The scope of the GOP abuses changed Democratic attitudes considerably, leaving Republican leaders with an uncomfortable realization: The more they refused to negotiate on measures designed to garner bipartisan backing, the more likely it became that Democrats would push for significant reforms. The number of Democratic senators endorsing systemic changes to the way the Senate operated flourished — and that made GOP leaders awfully nervous.
That conversation appears to have helped change the trajectory of the 117th Congress. Some Republicans are even admitting as much on the record. Consider, for example, what GOP Sen. Todd Young of Indiana told Semafor last week:
Working across the aisle helped Republicans keep the filibuster alive in a 50-50 Senate by giving Joe Manchin, D-W.V. and Kyrsten Sinema, I-Ariz. wins they could point to while under pressure from their Democratic colleagues to junk it. “The place worked in part because you didn’t have leadership try to blow up deals,” Young said, praising Senate Minority Leader Mitch McConnell, R-Ky. “Instead, we wanted them to get center-right or center-left deals that had broad appeal among the American people but as importantly, kept Sinema and Manchin happy so they didn’t join the ‘eliminate the filibuster’ crowd. It was a wise calculation.”
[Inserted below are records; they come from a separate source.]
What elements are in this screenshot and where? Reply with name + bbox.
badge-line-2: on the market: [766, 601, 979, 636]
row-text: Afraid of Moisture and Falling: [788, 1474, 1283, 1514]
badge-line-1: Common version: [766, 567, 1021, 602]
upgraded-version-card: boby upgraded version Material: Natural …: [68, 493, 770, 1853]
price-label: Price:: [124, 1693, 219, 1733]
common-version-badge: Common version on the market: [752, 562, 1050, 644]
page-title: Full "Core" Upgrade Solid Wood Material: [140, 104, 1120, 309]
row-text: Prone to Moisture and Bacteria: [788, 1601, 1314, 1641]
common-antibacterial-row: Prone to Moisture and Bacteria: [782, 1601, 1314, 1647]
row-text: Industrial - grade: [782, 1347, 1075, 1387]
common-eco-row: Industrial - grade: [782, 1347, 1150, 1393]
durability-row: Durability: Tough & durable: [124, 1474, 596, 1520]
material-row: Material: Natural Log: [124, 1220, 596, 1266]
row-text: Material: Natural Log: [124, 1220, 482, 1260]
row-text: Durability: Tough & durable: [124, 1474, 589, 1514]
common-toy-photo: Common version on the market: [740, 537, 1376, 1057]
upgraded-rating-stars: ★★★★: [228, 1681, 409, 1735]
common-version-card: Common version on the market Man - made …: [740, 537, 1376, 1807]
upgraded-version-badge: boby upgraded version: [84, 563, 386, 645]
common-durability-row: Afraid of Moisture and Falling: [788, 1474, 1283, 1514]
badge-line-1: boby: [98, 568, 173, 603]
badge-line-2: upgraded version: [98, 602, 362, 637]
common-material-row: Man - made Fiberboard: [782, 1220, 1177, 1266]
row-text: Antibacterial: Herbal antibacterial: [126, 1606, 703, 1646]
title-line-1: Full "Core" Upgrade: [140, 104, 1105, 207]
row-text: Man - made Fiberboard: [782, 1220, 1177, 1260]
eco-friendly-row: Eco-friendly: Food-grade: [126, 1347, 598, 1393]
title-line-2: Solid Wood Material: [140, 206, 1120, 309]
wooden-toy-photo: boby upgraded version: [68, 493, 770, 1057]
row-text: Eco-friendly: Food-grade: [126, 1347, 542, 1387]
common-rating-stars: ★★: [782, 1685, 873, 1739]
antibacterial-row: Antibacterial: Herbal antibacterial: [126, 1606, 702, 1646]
McConnell made related comments last week to NBC News. From the report:
His decision to work with Democrats has drawn heavy criticism from the right wing of the GOP.... But McConnell saw another benefit to playing ball. A “byproduct” of those bipartisan wins, he said, was that they “may have reassured Manchin and Sinema” that they didn’t need to nuke the filibuster to get things done.
Am I saying that talk of filibuster reform helped produce a series of bipartisan wins? Clearly, it didn’t hurt.